At UF, Smith is exploring ways to offer HABIT-like programs locally and at the state level through networks such as the state’s memory disorders clinics.

“I think people still get this diagnosis of mild cognitive impairment and are told that there’s nothing we can do,” Smith said. “I’m driven by the possibility that we can eliminate that exchange from happening in health care.”

Maintaining brain health

It is a question Glenn E. Smith, Ph.D., receives frequently: What can I do on my own to maintain cognitive function with age?

“First and foremost, make sure you’re being physically active,” Smith said. “The most solid cognitive research is on physical exercise.”

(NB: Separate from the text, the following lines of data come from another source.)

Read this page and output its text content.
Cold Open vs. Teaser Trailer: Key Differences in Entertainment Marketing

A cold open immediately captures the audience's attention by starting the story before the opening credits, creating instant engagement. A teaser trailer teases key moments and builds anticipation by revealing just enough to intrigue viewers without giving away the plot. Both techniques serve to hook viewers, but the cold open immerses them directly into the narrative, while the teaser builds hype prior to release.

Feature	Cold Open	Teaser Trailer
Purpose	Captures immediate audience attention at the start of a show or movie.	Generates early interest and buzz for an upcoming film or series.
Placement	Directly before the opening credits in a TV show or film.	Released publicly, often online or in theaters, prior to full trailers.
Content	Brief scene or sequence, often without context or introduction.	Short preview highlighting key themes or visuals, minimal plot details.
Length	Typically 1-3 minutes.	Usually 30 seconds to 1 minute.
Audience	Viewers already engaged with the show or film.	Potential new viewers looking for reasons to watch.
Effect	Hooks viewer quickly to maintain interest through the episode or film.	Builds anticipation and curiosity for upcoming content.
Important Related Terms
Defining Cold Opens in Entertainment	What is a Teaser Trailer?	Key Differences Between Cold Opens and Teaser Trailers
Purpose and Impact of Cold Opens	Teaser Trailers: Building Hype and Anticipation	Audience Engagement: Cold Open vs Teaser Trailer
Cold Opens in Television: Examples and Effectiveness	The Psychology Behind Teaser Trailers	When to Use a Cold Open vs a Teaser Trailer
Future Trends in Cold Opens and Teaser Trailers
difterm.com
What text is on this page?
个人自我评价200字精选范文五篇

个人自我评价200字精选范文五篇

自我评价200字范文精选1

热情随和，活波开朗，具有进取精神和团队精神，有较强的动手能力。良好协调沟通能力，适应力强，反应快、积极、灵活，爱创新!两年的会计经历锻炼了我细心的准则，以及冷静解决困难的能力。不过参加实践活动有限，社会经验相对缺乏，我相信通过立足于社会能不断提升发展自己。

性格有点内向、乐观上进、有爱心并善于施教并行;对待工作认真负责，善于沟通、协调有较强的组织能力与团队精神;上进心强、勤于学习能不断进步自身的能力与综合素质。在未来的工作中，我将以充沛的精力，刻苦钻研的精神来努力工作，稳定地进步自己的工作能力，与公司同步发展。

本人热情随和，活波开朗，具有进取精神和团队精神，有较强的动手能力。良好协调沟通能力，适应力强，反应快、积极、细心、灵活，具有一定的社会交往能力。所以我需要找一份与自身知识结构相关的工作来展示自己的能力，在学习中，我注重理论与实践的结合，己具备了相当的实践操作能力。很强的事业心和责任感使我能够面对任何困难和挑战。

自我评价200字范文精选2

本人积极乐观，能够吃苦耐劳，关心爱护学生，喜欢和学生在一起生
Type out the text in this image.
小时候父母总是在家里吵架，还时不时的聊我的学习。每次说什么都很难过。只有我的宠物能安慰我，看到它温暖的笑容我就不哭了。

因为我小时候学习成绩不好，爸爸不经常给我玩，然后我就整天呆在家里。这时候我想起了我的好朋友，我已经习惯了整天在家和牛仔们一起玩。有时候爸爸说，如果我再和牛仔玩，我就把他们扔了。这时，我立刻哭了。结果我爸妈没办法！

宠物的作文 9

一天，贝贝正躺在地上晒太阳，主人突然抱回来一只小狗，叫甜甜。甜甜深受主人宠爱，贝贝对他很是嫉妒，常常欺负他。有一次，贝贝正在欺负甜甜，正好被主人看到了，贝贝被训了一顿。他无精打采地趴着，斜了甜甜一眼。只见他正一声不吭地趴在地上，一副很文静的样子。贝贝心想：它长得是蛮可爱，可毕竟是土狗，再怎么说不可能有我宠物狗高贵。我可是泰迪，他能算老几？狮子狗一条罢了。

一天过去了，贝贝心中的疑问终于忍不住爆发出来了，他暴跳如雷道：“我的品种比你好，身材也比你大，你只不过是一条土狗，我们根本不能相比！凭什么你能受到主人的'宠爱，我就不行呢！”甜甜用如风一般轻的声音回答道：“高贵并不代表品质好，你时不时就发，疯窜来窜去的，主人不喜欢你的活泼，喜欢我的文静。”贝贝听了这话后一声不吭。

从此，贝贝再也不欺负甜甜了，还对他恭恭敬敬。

Exercise should be intense enough to modestly raise heart rate and respiration. For older adults, yoga, as used in the HABIT program, is vigorous enough to fit the bill.

Brain games can be valuable, but challenge yourself, Smith said.

“If you want to do things like Sudoku and crossword puzzles, don’t just be happy to finish them, but set goals for getting faster and faster because then you’re improving your processing speed, one of the forms of memory, along with working memory, that decline with age.”

And finally, consistently use tools like note taking and calendars to build habits.

“Start engaging in these behaviors so religiously that even if you start to decline in your cognitive function, just out of the force of habit, you continue to do them,” Smith said. “So you don’t have to think, ‘It’s Tuesday, do I have bridge club or not?’ When it’s Tuesday and time for bridge club it’s so routine that you get up and put on your coat.”